Agricultural Act of 1970
- Long title: An Act to establish improved programs for the benefit of producers and consumers of dairy products, wool, wheat, feed grains, cotton, and other commodities, to extend the Agricultural Trade Development and Assistance Act of 1954, as amended, and for other purposes.
- Enacted by: the 91st United States Congress
- Effective: November 30, 1970

Citations
- Public law: 91-524
- Statutes at Large: 84 Stat. 1358

Codification
- Titles amended: 7 U.S.C.: Agriculture
- U.S.C. sections amended: Chapter 26 § 601

Legislative history
- Introduced in the House as H.R. 18546; Passed the House on August 5, 1970 (212-171); Passed the Senate on September 15, 1970 (65-7); Reported by the joint conference committee on October 13, 1970; agreed to by the House on October 13, 1970 (191-145) and by the Senate on November 19, 1970 (48-35); Signed into law by President Richard M. Nixon on November 30, 1970;

= Agricultural Act of 1970 =

United States federal law

In United States federal agriculture legislation, the Agricultural Act of 1970 (P.L. 91-524) initiated a significant change in commodity support policy.

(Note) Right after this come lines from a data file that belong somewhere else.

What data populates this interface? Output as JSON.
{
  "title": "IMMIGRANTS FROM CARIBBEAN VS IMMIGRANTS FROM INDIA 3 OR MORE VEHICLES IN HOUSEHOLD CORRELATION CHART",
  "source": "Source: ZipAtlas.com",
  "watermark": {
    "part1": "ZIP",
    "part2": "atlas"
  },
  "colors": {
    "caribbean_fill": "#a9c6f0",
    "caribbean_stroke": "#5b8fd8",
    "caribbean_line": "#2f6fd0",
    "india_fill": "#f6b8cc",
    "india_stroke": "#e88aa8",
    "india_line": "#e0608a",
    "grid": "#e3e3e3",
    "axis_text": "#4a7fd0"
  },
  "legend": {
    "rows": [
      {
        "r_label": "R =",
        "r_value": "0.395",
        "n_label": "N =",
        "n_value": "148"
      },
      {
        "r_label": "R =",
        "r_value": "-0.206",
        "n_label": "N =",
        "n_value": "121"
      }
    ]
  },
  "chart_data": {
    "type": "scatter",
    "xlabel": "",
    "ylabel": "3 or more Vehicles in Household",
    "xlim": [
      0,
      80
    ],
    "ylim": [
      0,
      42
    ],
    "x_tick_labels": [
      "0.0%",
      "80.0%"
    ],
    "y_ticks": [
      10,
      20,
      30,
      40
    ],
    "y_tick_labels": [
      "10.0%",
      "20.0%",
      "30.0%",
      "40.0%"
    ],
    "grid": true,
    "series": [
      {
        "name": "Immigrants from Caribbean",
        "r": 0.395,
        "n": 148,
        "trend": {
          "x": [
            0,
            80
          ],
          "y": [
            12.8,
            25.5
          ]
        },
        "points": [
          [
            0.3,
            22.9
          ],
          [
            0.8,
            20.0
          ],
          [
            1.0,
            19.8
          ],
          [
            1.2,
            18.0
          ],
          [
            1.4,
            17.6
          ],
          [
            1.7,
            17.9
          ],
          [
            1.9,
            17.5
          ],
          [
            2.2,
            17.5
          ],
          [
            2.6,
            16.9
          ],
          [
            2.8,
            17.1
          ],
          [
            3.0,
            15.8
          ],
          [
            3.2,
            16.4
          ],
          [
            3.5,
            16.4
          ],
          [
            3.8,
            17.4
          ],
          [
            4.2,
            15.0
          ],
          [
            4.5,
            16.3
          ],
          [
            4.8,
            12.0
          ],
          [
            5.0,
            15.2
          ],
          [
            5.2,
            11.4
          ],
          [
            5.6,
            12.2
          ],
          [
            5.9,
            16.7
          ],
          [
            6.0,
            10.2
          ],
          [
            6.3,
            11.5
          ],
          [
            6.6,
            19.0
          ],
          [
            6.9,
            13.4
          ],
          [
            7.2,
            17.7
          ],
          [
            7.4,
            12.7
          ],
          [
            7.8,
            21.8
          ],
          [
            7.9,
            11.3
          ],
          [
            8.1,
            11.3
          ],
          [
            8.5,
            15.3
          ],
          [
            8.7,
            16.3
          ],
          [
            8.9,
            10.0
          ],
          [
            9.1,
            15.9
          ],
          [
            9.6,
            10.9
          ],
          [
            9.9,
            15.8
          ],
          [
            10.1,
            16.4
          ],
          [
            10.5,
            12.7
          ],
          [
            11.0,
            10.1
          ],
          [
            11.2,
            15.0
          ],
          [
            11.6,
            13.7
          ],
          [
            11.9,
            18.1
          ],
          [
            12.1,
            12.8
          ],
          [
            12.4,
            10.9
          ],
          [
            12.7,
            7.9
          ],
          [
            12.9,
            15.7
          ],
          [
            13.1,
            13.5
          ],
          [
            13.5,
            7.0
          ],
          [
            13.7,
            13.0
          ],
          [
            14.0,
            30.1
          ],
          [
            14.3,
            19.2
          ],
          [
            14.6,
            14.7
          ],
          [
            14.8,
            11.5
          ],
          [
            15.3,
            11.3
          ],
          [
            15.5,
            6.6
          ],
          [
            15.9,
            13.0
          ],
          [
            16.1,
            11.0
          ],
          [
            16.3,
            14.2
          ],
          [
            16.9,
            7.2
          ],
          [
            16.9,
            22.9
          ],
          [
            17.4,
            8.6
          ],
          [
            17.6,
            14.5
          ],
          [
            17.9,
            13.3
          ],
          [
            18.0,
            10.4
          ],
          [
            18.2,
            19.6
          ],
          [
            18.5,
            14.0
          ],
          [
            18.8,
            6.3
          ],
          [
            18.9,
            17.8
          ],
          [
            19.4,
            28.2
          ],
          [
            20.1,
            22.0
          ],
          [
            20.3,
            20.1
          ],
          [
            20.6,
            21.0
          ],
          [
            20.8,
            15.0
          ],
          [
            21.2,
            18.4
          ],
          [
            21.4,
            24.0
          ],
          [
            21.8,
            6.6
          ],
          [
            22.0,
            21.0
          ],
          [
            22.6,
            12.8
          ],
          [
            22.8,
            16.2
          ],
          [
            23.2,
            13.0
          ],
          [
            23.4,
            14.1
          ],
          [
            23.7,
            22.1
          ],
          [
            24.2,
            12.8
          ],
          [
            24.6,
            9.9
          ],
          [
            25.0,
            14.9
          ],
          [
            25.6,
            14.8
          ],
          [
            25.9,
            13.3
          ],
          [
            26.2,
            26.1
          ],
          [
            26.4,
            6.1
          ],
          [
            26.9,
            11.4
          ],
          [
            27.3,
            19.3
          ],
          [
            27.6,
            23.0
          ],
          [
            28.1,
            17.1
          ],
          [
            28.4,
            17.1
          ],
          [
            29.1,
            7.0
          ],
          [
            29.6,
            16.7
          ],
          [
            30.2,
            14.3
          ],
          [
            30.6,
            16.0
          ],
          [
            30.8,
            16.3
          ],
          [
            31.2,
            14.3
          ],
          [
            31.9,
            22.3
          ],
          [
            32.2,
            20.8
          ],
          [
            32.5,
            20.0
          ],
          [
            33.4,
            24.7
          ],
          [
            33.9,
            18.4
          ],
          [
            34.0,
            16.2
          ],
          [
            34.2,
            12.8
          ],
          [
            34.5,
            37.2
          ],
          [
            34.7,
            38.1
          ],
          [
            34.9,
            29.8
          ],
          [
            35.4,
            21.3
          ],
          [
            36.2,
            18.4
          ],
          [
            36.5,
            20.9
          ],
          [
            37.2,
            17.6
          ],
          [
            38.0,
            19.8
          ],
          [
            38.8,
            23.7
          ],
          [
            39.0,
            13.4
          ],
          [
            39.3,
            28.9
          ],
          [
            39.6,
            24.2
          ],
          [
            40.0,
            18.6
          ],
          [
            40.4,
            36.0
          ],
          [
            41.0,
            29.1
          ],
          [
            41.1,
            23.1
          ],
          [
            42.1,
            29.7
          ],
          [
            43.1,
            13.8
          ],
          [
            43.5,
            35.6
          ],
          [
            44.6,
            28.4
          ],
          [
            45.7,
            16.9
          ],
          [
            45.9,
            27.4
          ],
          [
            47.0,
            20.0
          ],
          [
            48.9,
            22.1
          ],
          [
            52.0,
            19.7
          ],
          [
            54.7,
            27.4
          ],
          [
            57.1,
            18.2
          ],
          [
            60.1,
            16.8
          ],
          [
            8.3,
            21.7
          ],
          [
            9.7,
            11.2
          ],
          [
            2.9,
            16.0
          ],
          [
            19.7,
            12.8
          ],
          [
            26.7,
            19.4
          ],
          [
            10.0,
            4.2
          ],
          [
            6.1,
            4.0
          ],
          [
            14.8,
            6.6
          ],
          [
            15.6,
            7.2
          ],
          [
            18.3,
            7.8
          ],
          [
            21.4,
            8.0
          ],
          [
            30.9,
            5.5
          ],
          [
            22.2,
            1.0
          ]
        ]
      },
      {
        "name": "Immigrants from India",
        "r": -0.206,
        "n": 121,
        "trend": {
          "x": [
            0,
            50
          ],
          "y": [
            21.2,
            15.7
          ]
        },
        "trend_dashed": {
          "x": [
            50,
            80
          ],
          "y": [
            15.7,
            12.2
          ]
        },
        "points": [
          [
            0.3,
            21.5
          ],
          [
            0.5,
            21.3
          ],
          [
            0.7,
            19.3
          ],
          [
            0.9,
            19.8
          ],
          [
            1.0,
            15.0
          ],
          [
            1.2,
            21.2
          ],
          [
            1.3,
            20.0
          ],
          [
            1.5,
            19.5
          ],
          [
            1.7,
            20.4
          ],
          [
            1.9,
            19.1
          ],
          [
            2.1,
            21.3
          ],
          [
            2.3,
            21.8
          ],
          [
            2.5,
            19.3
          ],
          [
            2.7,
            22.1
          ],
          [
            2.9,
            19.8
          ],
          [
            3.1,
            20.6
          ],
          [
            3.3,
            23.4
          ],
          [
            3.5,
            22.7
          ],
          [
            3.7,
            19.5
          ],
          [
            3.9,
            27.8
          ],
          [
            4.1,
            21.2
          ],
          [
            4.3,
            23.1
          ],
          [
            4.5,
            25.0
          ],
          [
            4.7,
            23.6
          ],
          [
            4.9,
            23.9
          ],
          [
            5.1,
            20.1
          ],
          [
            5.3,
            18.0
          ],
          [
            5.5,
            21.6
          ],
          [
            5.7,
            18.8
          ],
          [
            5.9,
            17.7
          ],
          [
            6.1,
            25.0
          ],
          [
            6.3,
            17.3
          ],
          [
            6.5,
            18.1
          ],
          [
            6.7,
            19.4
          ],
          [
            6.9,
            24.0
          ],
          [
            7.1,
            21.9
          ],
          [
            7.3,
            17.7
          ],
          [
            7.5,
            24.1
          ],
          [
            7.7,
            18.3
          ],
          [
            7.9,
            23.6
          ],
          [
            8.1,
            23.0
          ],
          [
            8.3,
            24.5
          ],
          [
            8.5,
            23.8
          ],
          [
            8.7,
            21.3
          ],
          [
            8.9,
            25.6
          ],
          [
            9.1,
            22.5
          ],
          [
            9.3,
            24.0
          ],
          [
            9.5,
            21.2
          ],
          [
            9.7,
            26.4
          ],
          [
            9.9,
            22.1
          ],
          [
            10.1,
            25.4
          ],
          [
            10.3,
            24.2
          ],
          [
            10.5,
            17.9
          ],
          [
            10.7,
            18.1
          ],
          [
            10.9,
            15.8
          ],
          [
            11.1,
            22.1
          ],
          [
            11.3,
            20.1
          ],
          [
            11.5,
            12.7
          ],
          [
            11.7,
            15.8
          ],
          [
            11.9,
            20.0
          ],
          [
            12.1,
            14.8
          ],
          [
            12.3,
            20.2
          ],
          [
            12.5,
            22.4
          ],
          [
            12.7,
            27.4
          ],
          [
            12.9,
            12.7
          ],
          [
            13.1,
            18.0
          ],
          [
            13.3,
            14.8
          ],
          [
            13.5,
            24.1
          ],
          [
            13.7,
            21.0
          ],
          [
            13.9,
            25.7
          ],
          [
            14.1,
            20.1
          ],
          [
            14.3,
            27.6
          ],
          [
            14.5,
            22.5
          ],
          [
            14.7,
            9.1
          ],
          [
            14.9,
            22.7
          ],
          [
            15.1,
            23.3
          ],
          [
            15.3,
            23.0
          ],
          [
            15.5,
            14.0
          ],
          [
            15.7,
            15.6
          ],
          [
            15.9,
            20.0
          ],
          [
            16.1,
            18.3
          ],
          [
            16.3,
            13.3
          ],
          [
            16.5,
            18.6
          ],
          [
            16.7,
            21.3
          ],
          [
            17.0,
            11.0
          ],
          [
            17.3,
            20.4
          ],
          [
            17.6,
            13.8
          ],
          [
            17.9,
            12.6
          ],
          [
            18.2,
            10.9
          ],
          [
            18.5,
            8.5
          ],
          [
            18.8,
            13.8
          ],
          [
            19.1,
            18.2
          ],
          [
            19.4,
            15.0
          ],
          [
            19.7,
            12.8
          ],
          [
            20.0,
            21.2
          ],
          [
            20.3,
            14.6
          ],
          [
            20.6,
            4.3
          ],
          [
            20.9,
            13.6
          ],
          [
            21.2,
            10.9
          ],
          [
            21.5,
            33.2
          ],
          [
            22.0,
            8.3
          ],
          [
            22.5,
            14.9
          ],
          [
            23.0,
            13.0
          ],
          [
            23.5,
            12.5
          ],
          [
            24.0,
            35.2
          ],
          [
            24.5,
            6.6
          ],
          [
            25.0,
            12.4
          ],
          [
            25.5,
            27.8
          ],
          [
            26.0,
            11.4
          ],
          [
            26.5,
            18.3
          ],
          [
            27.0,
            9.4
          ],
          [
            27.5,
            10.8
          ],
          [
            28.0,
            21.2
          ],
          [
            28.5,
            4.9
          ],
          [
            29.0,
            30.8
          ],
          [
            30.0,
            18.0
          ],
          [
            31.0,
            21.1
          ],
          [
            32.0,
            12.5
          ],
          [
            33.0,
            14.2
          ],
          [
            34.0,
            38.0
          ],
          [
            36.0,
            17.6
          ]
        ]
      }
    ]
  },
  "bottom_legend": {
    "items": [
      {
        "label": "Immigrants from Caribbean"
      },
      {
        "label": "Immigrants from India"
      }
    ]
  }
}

This 3-year farm bill replaced some of the more restrictive and mandatory features of previous law (acreage allotments, planting restrictions, and marketing quotas) with voluntary annual cropland set-asides and marketing certificate payments to achieve parity prices (the precursor to target prices and deficiency payments). For the first time, the law adopted an annual payment limitation per producer (set at $55,000 per crop). Among other things, the Act also amended and extended the authority of the Class I differential in federal milk marketing order areas.